First of all, the word, “Sanhedrin”, has three meanings in the Hebrew language. This is not uncommon, because Hebrew is a “poor” language, meaning that it has a relatively small number of characters compared to other languages (85,000 vs. 600,000 in English). Because of this, many words must necessarily have more than one meaning and you must translate a word according to the context in which it occurs. As you can imagine, this occasionally causes some problems. Here are the the three meanings:

  1. Sanhedrin (with a capital “S”) – referring to the highest Jewish judicial council in Jerusalem, under the leadership of the high priest. It was the final authority on Jewish law, much like the Supreme Court. During New Testament times it was made up of seventy members plus the High Priest. This arrangement came from Numbers 11:16, where God told Moses to elect seventy elders to help Moses carry the burden of leading the people. Membership in the Sanhedrin was conferred by appointment and an ordination ceremony called S’mekah, that involved the laying on of hands. The appointment was evidently for life. Members came from three groups; chief priests, scribes and elders; although it is not clear how they were divided out. Some sources say that during the time of Jesus, the Sanhedrin consisted of the High Priest, sixty five Saducees, and five Pharisees. We know there were Pharisees on the Council because Nicodemus was a member of the Council (John 3:1) and also Gamaliel (Acts 5:34-35), but evidently they were a small minority. The Pharisees represented the lay class of people, while the Saducees were all aristocracy. This mixture and the different beliefs that each group espoused led to a sometimes hostile environment (see Acts 23:9-10).
  2. Sanhedrin – can also be a place, as in the building, where the Council met (council house). The Council met in a place called the “Hall of Hewn Stones” in the Temple complex in Jerusalem. Several scholars argue that Jesus was taken not to the Council itself, but to the building where the Council met.
  3. sanhedrin (with a little “s”) – as in a local ruling council. Every town and every synagogue and even the Temple itself had a ruling council that governed their local affairs and this council was also called, “sanhedrin”. This is similar to the way in which organizations in the United States are structured today; each having a president, board members, and rules of order.

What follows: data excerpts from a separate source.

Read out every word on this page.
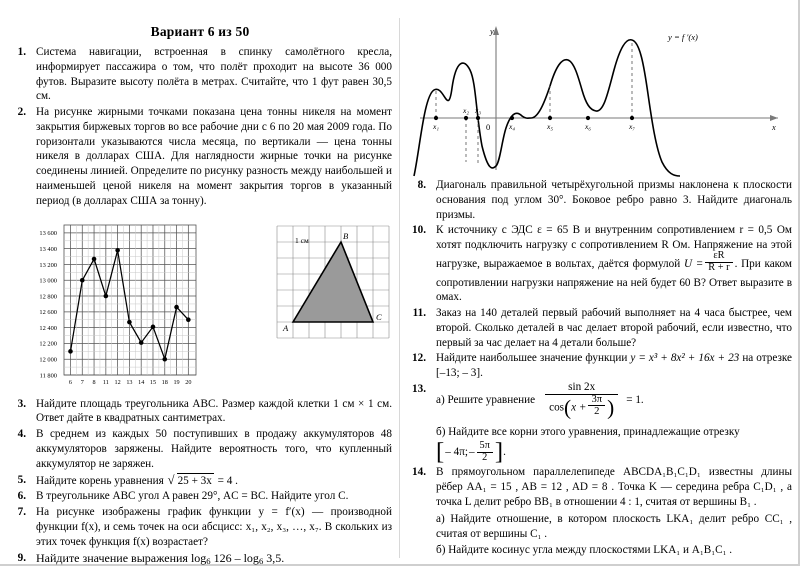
Вариант 6 из 50
1. Система навигации, встроенная в спинку самолётного кресла, информирует пассажира о том, что полёт проходит на высоте 36 000 футов. Выразите высоту полёта в метрах. Считайте, что 1 фут равен 30,5 см.
2. На рисунке жирными точками показана цена тонны никеля на момент закрытия биржевых торгов во все рабочие дни с 6 по 20 мая 2009 года. По горизонтали указываются числа месяца, по вертикали — цена тонны никеля в долларах США. Для наглядности жирные точки на рисунке соединены линией. Определите по рисунку разность между наибольшей и наименьшей ценой никеля на момент закрытия торгов в указанный период (в долларах США за тонну).
13 600
13 400
13 200
13 000
12 800
12 600
12 400
12 200
12 000
11 800
6 7 8 11 12 13 14 15 18 19 20
1 см
A
B
C
3. Найдите площадь треугольника ABC. Размер каждой клетки 1 см × 1 см. Ответ дайте в квадратных сантиметрах.
4. В среднем из каждых 50 поступивших в продажу аккумуляторов 48 аккумуляторов заряжены. Найдите вероятность того, что купленный аккумулятор не заряжен.
5. Найдите корень уравнения √ 25 + 3x = 4 .
6. В треугольнике ABC угол A равен 29°, AC = BC. Найдите угол C.
7. На рисунке изображены график функции y = f′(x) — производной функции f(x), и семь точек на оси абсцисс: x₁, x₂, x₃, …, x₇. В скольких из этих точек функция f(x) возрастает?
9. Найдите значение выражения $\log_6 126 - \log_6 3,5$.
x₁
x₂ x₃
x₄	x₅	x₆	x₇
y
x
0
y = f ′(x)
8. Диагональ правильной четырёхугольной призмы наклонена к плоскости основания под углом 30°. Боковое ребро равно 3. Найдите диагональ призмы.
10. К источнику с ЭДС ε = 65 В и внутренним сопротивлением r = 0,5 Ом хотят подключить нагрузку с сопротивлением R Ом. Напряжение на этой нагрузке, выражаемое в вольтах, даётся формулой $U = \frac{\varepsilon R}{R + r}$ . При каком сопротивлении нагрузки напряжение на ней будет 60 В? Ответ выразите в омах.
11. Заказ на 140 деталей первый рабочий выполняет на 4 часа быстрее, чем второй. Сколько деталей в час делает второй рабочий, если известно, что первый за час делает на 4 детали больше?
12. Найдите наибольшее значение функции y = x³ + 8x² + 16x + 23 на отрезке [–13; – 3].
13.
а) Решите уравнение $\frac{\sin 2x}{\cos(x + \frac{3\pi}{2} )} = 1$.
б) Найдите все корни этого уравнения, принадлежащие отрезку
[ – 4π; – $\frac{5\pi}{2}$ ] .
14. В прямоугольном параллелепипеде ABCDA₁B₁C₁D₁ известны длины рёбер AA₁ = 15 , AB = 12 , AD = 8 . Точка K — середина ребра C₁D₁ , а точка L делит ребро BB₁ в отношении 4 : 1, считая от вершины B₁ .
а) Найдите отношение, в котором плоскость LKA₁ делит ребро CC₁ , считая от вершины C₁ .
б) Найдите косинус угла между плоскостями LKA₁ и A₁B₁C₁ .
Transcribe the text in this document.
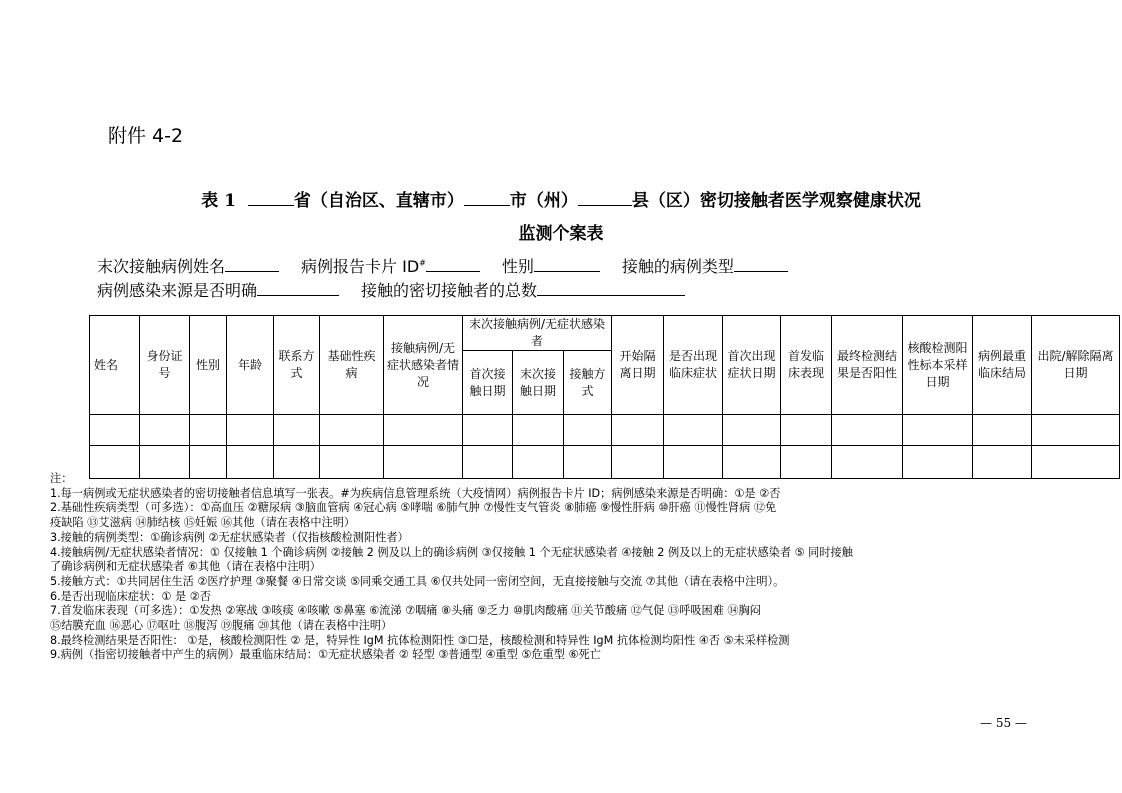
附件 4-2
表 1	省（自治区、直辖市）	市（州）	县（区）密切接触者医学观察健康状况
监测个案表
末次接触病例姓名	病例报告卡片 ID#	性别	接触的病例类型
病例感染来源是否明确	接触的密切接触者的总数
姓名	身份证号	性别	年龄	联系方式	基础性疾病	接触病例/无症状感染者情况	末次接触病例/无症状感染者			开始隔离日期	是否出现临床症状	首次出现症状日期	首发临床表现	最终检测结果是否阳性	核酸检测阳性标本采样日期	病例最重临床结局	出院/解除隔离日期
							首次接触日期	末次接触日期	接触方式								

注：
1.每一病例或无症状感染者的密切接触者信息填写一张表。#为疾病信息管理系统（大疫情网）病例报告卡片 ID；病例感染来源是否明确：①是 ②否
2.基础性疾病类型（可多选）：①高血压 ②糖尿病 ③脑血管病 ④冠心病 ⑤哮喘 ⑥肺气肿 ⑦慢性支气管炎 ⑧肺癌 ⑨慢性肝病 ⑩肝癌 ⑪慢性肾病 ⑫免
疫缺陷 ⑬艾滋病 ⑭肺结核 ⑮妊娠 ⑯其他（请在表格中注明）
3.接触的病例类型：①确诊病例 ②无症状感染者（仅指核酸检测阳性者）
4.接触病例/无症状感染者情况：① 仅接触 1 个确诊病例 ②接触 2 例及以上的确诊病例 ③仅接触 1 个无症状感染者 ④接触 2 例及以上的无症状感染者 ⑤ 同时接触
了确诊病例和无症状感染者 ⑥其他（请在表格中注明）
5.接触方式：①共同居住生活 ②医疗护理 ③聚餐 ④日常交谈 ⑤同乘交通工具 ⑥仅共处同一密闭空间，无直接接触与交流 ⑦其他（请在表格中注明）。
6.是否出现临床症状：① 是 ②否
7.首发临床表现（可多选）：①发热 ②寒战 ③咳痰 ④咳嗽 ⑤鼻塞 ⑥流涕 ⑦咽痛 ⑧头痛 ⑨乏力 ⑩肌肉酸痛 ⑪关节酸痛 ⑫气促 ⑬呼吸困难 ⑭胸闷
⑮结膜充血 ⑯恶心 ⑰呕吐 ⑱腹泻 ⑲腹痛 ⑳其他（请在表格中注明）
8.最终检测结果是否阳性： ①是，核酸检测阳性 ② 是，特异性 IgM 抗体检测阳性 ③☐是，核酸检测和特异性 IgM 抗体检测均阳性 ④否 ⑤未采样检测
9.病例（指密切接触者中产生的病例）最重临床结局：①无症状感染者 ② 轻型 ③普通型 ④重型 ⑤危重型 ⑥死亡
— 55 —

When you read, “Sanhedrin” in the story of Jesus’ trial, it is possible that it could have been the local council in charge of the Temple and not the Supreme Court that sent Jesus to Pilate. Even if this is true, it wouldn’t diminish the seriousness of what they did, but would totally change who did it. If the whole Sanhedrin body had been present, you would have expected some remarks and defense by the Pharisee group similar to what happened in Acts 5:34 and Acts 23:9-10. If, in fact, it was not the huge body that represented the whole Jewish nation, but a small group of Temple officials who convicted and condemned Jesus, then it begins to make more sense. The Temple officials were very angry at Jesus when he turned over the tables in the Temple and called them a den of thieves. He had upset the whole Temple economy. Caiphas’ remarks in John 11:49-50 supports this thinking process. They had to get rid of Jesus, not because of his religious beliefs, but because he was a threat to their livelihood.

In summary, because of the three possible definitions of the Hebrew word translated into Greek as Sanhedrin, there are several theories as to who and what was actually involved in the trial and crucifixion of Jesus. It is just an interesting thought that maybe it was a smaller Temple council, the sanhedrin, that gave the orders to send Jesus to Pilate and not the much larger ruling council that might have given Jesus a fairer hearing.

One thought on “Sanhedrin

  1. I can’t help but wonder if it was truly a smaller Temple council and not the Jewish judicial council in Jerusalem that Jesus was “condemned” by (and that knowledge was accepted by the masses), how that would have affected the antisemitism over the centuries following Jesus’ death. Maybe it wouldn’t have made much of a difference but it seems like the Jewish judicial council would have been perceived as a bit more representative of the general populace compared with the smaller Temple council.